The international community is now reading about Texas in this new report on shackling in the U.S. Unfortunately. Some of the information is derived from research and observations by Texas Jail Project.
I remember a female warden of a Texas county jail telling me how much more difficult–”moody and emotional” –women were and that she’d rather deal with male inmates any day. She might consider this study by the Center for Gender and Justice that shows a huge percentage–75%–of the women in county jails having mental disorders.

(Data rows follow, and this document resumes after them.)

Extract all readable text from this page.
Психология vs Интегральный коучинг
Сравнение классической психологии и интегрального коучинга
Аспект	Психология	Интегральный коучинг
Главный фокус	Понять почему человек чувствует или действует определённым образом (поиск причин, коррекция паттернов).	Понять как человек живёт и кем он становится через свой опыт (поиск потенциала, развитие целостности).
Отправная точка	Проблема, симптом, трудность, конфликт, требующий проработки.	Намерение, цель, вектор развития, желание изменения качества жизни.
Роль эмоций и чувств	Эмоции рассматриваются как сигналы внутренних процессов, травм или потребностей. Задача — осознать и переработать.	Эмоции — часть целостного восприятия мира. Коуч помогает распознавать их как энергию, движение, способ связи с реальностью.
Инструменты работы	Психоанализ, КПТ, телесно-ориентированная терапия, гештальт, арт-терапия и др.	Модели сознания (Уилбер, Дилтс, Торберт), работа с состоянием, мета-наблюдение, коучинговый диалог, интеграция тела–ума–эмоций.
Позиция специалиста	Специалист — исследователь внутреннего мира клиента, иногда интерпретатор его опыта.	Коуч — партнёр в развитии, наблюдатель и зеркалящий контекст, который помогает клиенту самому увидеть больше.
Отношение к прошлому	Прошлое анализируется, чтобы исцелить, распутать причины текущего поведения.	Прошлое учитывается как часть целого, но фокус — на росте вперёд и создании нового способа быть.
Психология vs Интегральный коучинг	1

April was 36 years old and 22 weeks along in her pregnancy when she was arrested and taken to the Bosque County Jail, on May 2nd. She died there May 4th. Even though her death has been ruled a suicide, her sister and other family and friendshave questions about how this could happen. As in all similar jail deaths, the Texas Rangers are investigating, but Texas Jail Project has concerns about that investigation. Please email email@example.com if you have any information.
The young nurse working at the Montague County jail was recently charged with fraternizing with an inmate and smuggling tobacco to him. She works for a private contractor named Southern Health Partners: it’s a good bet that the pay from the contractor is low and the hours long. She isn’t working in ideal conditions and her patients aren’t always easy to deal with.
Now let’s look at the company: Southern Health Partners was contracted to provide medical care for the people held here. Since January 1, 2012 to last week, I counted 77 lawsuits filed against them, in states across the south. While nurses have to be held accountable, let’s hope that the county and the people of the county also keep a very close watch on how well this medical provider does their job in Montague County.
In the spring of 2012, 22-year-old graduate student Kristina Sadler began asking questions about the nutrition and diet received by pregnant inmates in the Harris County Jail. She came up with questions, interviewed staff there and reported on what the jail considers adequate nutrition for incarcerated women who are pregnant. Researcher/writer Krishnaveni Gundu presents an analysis of what Sadler found in the context of other reports and information about pregnancy while incarcerated. TJP hopes more graduate students will see this and be inspired to begin similar projects at other county jails around Texas.